I think if we can reliably remove ASHRAE-fittings, I may be able to use "my" fittings with less hassle. 

edit: you actually can simplify the equation in the family if you set the fitting to use the coefficient. if you look in my family, you see I made a detour to calculate velocity and velocity pressure. I ran a pressure report and it shows a pressuredrop and the coefficient that I set. So this PROBABLY works fine. It prevents me from seeing the pressuredrop while in the model, i only see it in the report. 

I tied the flow value to a parameter so I can see in the model if it gets flow, but in the properties it shows 0 (not sure why since it clearly calculates a pressuredrop per the report). One issue is, i can't tie the calculated pressure to a shared parameter that i can show in a tag. 

I’m also wondering if I can tweak the formulas in the xml file to introduce a tolerance band for r/D ratio etc, maybe 0.9 to 1.1 or something - seems like at the present time if its not an exact match then it gets passed by in the xml logic.

I’ll have a play about later - lunch break over, better do some actual paid work now!

The large print giveth and the small print taketh away (Tom Waits)

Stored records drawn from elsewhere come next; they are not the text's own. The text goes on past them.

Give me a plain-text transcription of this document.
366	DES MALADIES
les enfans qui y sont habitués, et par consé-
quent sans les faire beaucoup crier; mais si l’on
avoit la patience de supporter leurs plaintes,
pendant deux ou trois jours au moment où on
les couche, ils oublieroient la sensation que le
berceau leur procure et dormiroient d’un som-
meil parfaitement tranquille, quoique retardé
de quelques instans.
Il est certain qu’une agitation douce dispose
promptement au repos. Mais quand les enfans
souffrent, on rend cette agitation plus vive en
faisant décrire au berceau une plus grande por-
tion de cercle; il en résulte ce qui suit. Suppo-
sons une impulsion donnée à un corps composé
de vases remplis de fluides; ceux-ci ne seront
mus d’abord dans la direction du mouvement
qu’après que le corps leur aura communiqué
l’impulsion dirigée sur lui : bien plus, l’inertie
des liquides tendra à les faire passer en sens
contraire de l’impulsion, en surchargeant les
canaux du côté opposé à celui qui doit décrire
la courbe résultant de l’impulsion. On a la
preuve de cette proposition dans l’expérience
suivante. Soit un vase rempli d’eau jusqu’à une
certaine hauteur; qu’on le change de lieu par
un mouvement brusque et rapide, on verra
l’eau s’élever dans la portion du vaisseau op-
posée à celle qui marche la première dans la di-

Jumping back to part 29 above, I modified the OOTB bend and it now works.

This is the OOTB fitting:

This is the modified fitting with the connectors moved onto the ends of the radiused sweep:

I now get CD3-2 as an option:

This is also dimensionally more accurate because in reality the duct would extend over the slip joint rather than butting up to it.

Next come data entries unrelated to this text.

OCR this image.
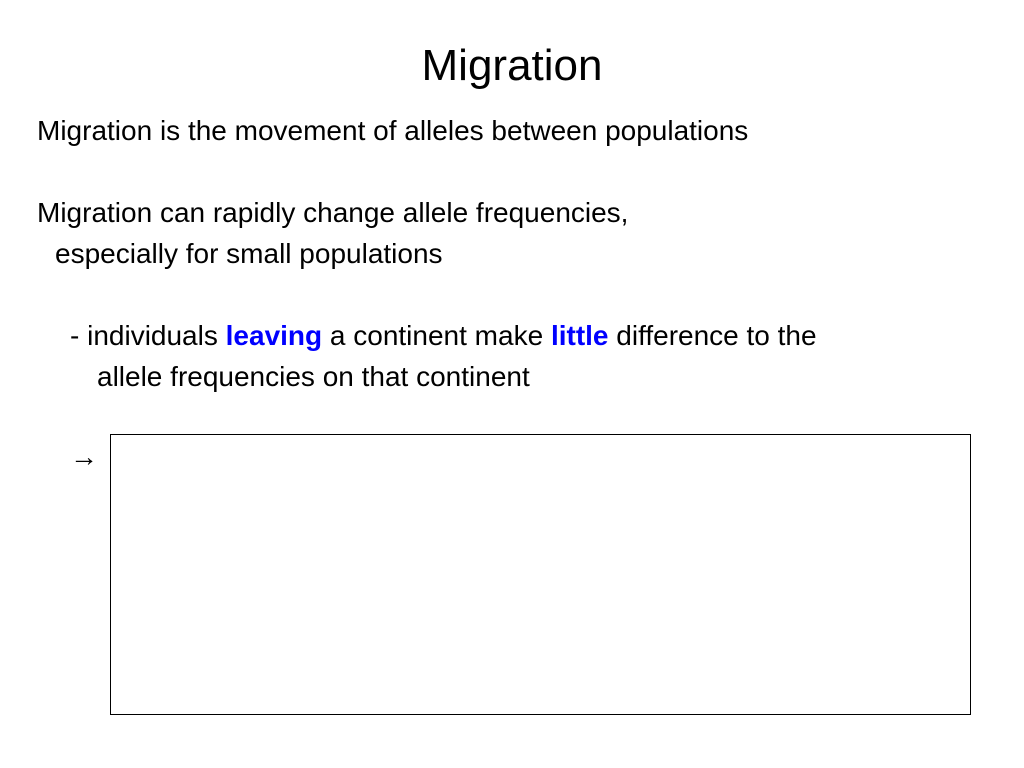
Migration

Migration is the movement of alleles between populations

Migration can rapidly change allele frequencies,

especially for small populations

- individuals leaving a continent make little difference to the

allele frequencies on that continent

→
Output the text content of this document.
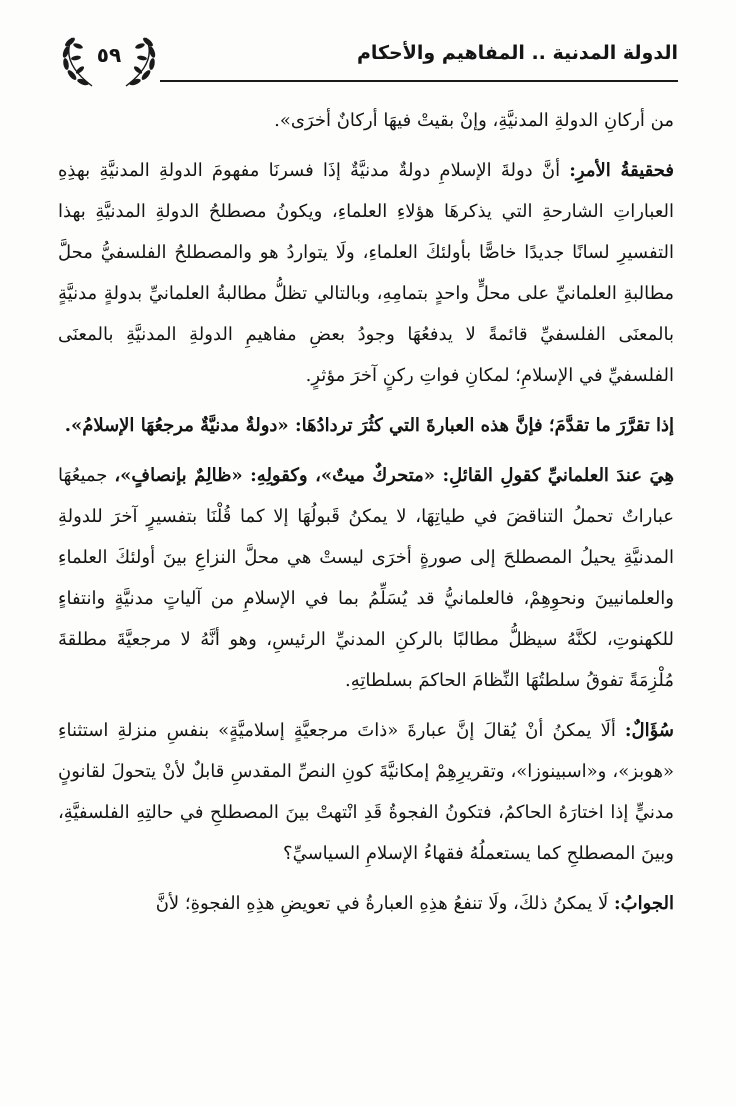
الدولة المدنية .. المفاهيم والأحكام
٥٩

من أركانِ الدولةِ المدنيَّةِ، وإنْ بقيتْ فيهَا أركانٌ أخرَى».

فحقيقةُ الأمرِ: أنَّ دولةَ الإسلامِ دولةٌ مدنيَّةٌ إذَا فسرنَا مفهومَ الدولةِ المدنيَّةِ بهذِهِ العباراتِ الشارحةِ التي يذكرهَا هؤلاءِ العلماءِ، ويكونُ مصطلحُ الدولةِ المدنيَّةِ بهذا التفسيرِ لسانًا جديدًا خاصًّا بأولئكَ العلماءِ، ولَا يتواردُ هو والمصطلحُ الفلسفيُّ محلَّ مطالبةِ العلمانيِّ على محلٍّ واحدٍ بتمامِهِ، وبالتالي تظلُّ مطالبةُ العلمانيِّ بدولةٍ مدنيَّةٍ بالمعنَى الفلسفيِّ قائمةً لا يدفعُهَا وجودُ بعضِ مفاهيمِ الدولةِ المدنيَّةِ بالمعنَى الفلسفيِّ في الإسلامِ؛ لمكانِ فواتِ ركنٍ آخرَ مؤثرٍ.

إذا تقرَّرَ ما تقدَّمَ؛ فإنَّ هذه العبارةَ التي كثُرَ تردادُهَا: «دولةٌ مدنيَّةٌ مرجعُهَا الإسلامُ».

هِيَ عندَ العلمانيِّ كقولِ القائلِ: «متحركٌ ميتٌ»، وكقولِهِ: «ظالِمٌ بإنصافٍ»، جميعُهَا عباراتٌ تحملُ التناقضَ في طياتِهَا، لا يمكنُ قَبولُهَا إلا كما قُلْنَا بتفسيرٍ آخرَ للدولةِ المدنيَّةِ يحيلُ المصطلحَ إلى صورةٍ أخرَى ليستْ هي محلَّ النزاعِ بينَ أولئكَ العلماءِ والعلمانيينَ ونحوِهِمْ، فالعلمانيُّ قد يُسَلِّمُ بما في الإسلامِ من آلياتٍ مدنيَّةٍ وانتفاءٍ للكهنوتِ، لكنَّهُ سيظلُّ مطالبًا بالركنِ المدنيِّ الرئيسِ، وهو أنَّهُ لا مرجعيَّةَ مطلقةَ مُلْزِمَةً تفوقُ سلطتُهَا النِّظامَ الحاكمَ بسلطاتِهِ.

سُؤَالٌ: ألَا يمكنُ أنْ يُقالَ إنَّ عبارةَ «ذاتَ مرجعيَّةٍ إسلاميَّةٍ» بنفسِ منزلةِ استثناءِ «هوبز»، و«اسبينوزا»، وتقريرِهِمْ إمكانيَّةَ كونِ النصِّ المقدسِ قابلٌ لأنْ يتحولَ لقانونٍ مدنيٍّ إذا اختارَهُ الحاكمُ، فتكونُ الفجوةُ قَدِ انْتهتْ بينَ المصطلحِ في حالتِهِ الفلسفيَّةِ، وبينَ المصطلحِ كما يستعملُهُ فقهاءُ الإسلامِ السياسيِّ؟

الجوابُ: لَا يمكنُ ذلكَ، ولَا تنفعُ هذِهِ العبارةُ في تعويضِ هذِهِ الفجوةِ؛ لأنَّ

With this one from part 25 above:

I suspect that as the duct turns from vertical to horizontal Revit is interpreting it as swapping the width and height dimensions, although this doesn't seem to be the case in my model - both ducts have 800mm width x 400mm depth but I think Revit sees one of them as being 400x800.

Thanks again @Martin__Schmid for giving me some insight into why these things might not be working as expected.

So basically, Revit doesn't automatically assign the correct table and we always need to manually select the fittings and assign the correct one from the list of possible options.

For a raduised rectangular bend (OOTB) it defaults to this (unless the angle is less than 90 degrees):

When it should actually be this:

Pressure drop of the default fitting is nearly 5 times as much as the correct fitting.

and you can't make this change en-masse because if you select more than one fitting it doesn't present any choices at all:

I wonder how many systems have been wrongly sized because of this.

@Martin__Schmid maybe you could persuade someone at Autodesk to overhaul this and come up with a better methodology?